Let us assume for the purpose of this article that it is proved being heterozygous for the CF gene had no effect on the flow of Cl- across the cell wall. Now the following questions can be applied more generally as in any refutation of a believed hypothesis. And let us assume the evidence was very convincing. This evidence is strong enough that anyone would be moved to believe that it refuted the original hypothesis. (In the case of CF, those who carried one CF gene were less effected by cholera than those without.) So new evidence concludes this hypothesis to be highly unlikely. I have the following questions:

1) If one finds new evidence to disproved a long believed hypothesis, how does one go about getting the word out?

2) How does the scientific community feel about having a long accepted hypothesis refuted?

3) Does it take a ling time for this new evidence to make it into academia?

4) Must the experimental technique be repeated many times by others in the field in which it is most important (Chemistry, biochemistry, microbiology, physiology, ect.)

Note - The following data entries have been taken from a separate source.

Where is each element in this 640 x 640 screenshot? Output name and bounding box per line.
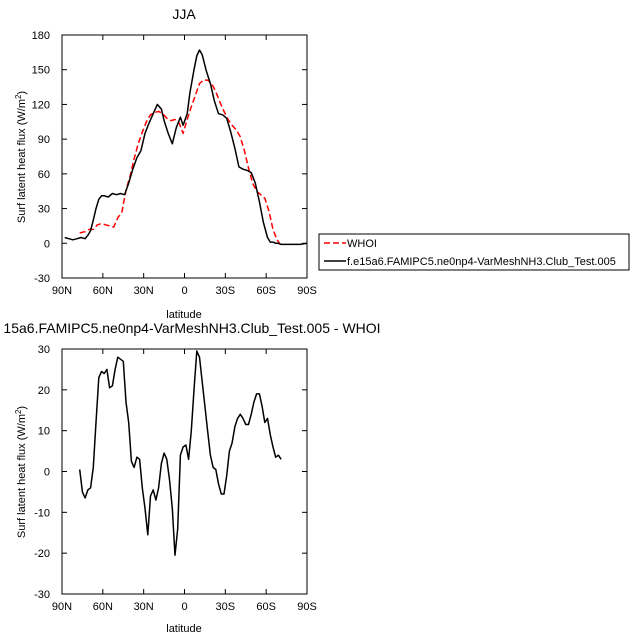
x-tick-label: 30S [216, 285, 236, 297]
bottom-y-axis-label-close: ) [16, 406, 28, 410]
legend-box [318, 233, 630, 271]
top-y-axis-label-superscript: 2 [14, 94, 23, 99]
legend-label-model: f.e15a6.FAMIPC5.ne0np4-VarMeshNH3.Club_T… [347, 256, 616, 268]
x-tick-label: 60S [256, 601, 276, 613]
legend-label-whoi: WHOI [347, 238, 377, 250]
x-tick-label: 60S [256, 285, 276, 297]
bottom-y-axis-label-superscript: 2 [14, 409, 23, 414]
top-series-lines [64, 49, 308, 247]
series-line-whoi [79, 79, 282, 247]
x-tick-label: 30S [216, 601, 236, 613]
top-legend: WHOI f.e15a6.FAMIPC5.ne0np4-VarMeshNH3.C… [318, 233, 630, 271]
y-tick-label: -10 [34, 507, 50, 519]
x-tick-label: 90N [52, 601, 72, 613]
top-chart-title: JJA [172, 6, 196, 22]
y-tick-label: -20 [34, 548, 50, 560]
bottom-series-lines [78, 350, 282, 556]
y-tick-label: 180 [32, 30, 50, 42]
top-y-axis-label-close: ) [16, 91, 28, 95]
y-tick-label: 10 [38, 426, 50, 438]
y-tick-label: 0 [44, 467, 50, 479]
y-tick-label: 30 [38, 204, 50, 216]
top-y-axis-label-text: Surf latent heat flux (W/m [16, 99, 28, 223]
top-axis-ticks: 90N 60N 30N 0 30S 60S 90S -30 0 30 60 90 120 150 180 [32, 30, 317, 297]
series-line-model [78, 350, 282, 556]
bottom-y-axis-label-text: Surf latent heat flux (W/m [16, 414, 28, 538]
top-panel: JJA 90N 60N 30N 0 30S 60S 90S -30 0 30 60 90 120 150 1… [14, 6, 630, 321]
x-tick-label: 0 [181, 285, 187, 297]
y-tick-label: -30 [34, 589, 50, 601]
y-tick-label: 20 [38, 385, 50, 397]
top-x-axis-label: latitude [166, 309, 201, 321]
x-tick-label: 90S [297, 601, 317, 613]
y-tick-label: -30 [34, 273, 50, 285]
y-tick-label: 120 [32, 99, 50, 111]
series-line-model [64, 49, 308, 246]
x-tick-label: 90S [297, 285, 317, 297]
x-tick-label: 0 [181, 601, 187, 613]
x-tick-label: 30N [134, 285, 154, 297]
x-tick-label: 60N [93, 601, 113, 613]
x-tick-label: 60N [93, 285, 113, 297]
y-tick-label: 150 [32, 65, 50, 77]
y-tick-label: 90 [38, 134, 50, 146]
x-tick-label: 30N [134, 601, 154, 613]
bottom-panel: 15a6.FAMIPC5.ne0np4-VarMeshNH3.Club_Test… [3, 320, 380, 635]
bottom-chart-title: 15a6.FAMIPC5.ne0np4-VarMeshNH3.Club_Test… [3, 320, 380, 336]
top-y-axis-label: Surf latent heat flux (W/m2) [14, 91, 28, 223]
y-tick-label: 30 [38, 344, 50, 356]
bottom-y-axis-label: Surf latent heat flux (W/m2) [14, 406, 28, 538]
x-tick-label: 90N [52, 285, 72, 297]
bottom-x-axis-label: latitude [166, 623, 201, 635]
bottom-axis-ticks: 90N 60N 30N 0 30S 60S 90S -30 -20 -10 0 10 20 30 [34, 344, 317, 613]
y-tick-label: 0 [44, 238, 50, 250]
y-tick-label: 60 [38, 169, 50, 181]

5) How great would it feel to be the one who does the disproving. Y'all could guess that I would love it. "You're Wrong!"

6) Don't you love the idea of the possibility of going into the science field and f*ckin sh*t up?

7) Why are people having sex with monkeys? It can't be so good that it is worth spreading AIDs to the human race. Or is it? (this is just to see if anyone is even reading this crap) Collin, you are one sick and twisted individual… but I guess that's what keeps the class spicy. -Chad

That's all I have for now, but great paper and great topic. I can't wait to find more out about CF and cholera


Colin, your #7 is not funny. Unless you are the one having sex with monkeys — you are assuming too much about a devasting disease. It is too easy to point fingers. I know it was just a joke but come on, really?

I was just wondering whether or not there is a genetic preference with the rest of the organs. Does this pertain to just cholera and E.coli. What about other things that cause diarreha? Is studying the murine proof enough or have they seen this in humans by looking at "heterozygous" parents of CF sons/daughters? Is there a link like malaria and sickle cell?

What I don't understand is that the researchers are stimulating the Chloride ions to cross the membrane in both cells and trying to see if there is a difference. What I am having trouble with is that only those transmembrane proteins associated with the cftr are affected. Are there not proteins that can transport chloride besides these proteins? So I would think that there would not be a change, but I do think that the chloride being transported by the cftr genes would be less. Since those are less the other proteins are transporting more chloride across to make up for the cf. Just a thought.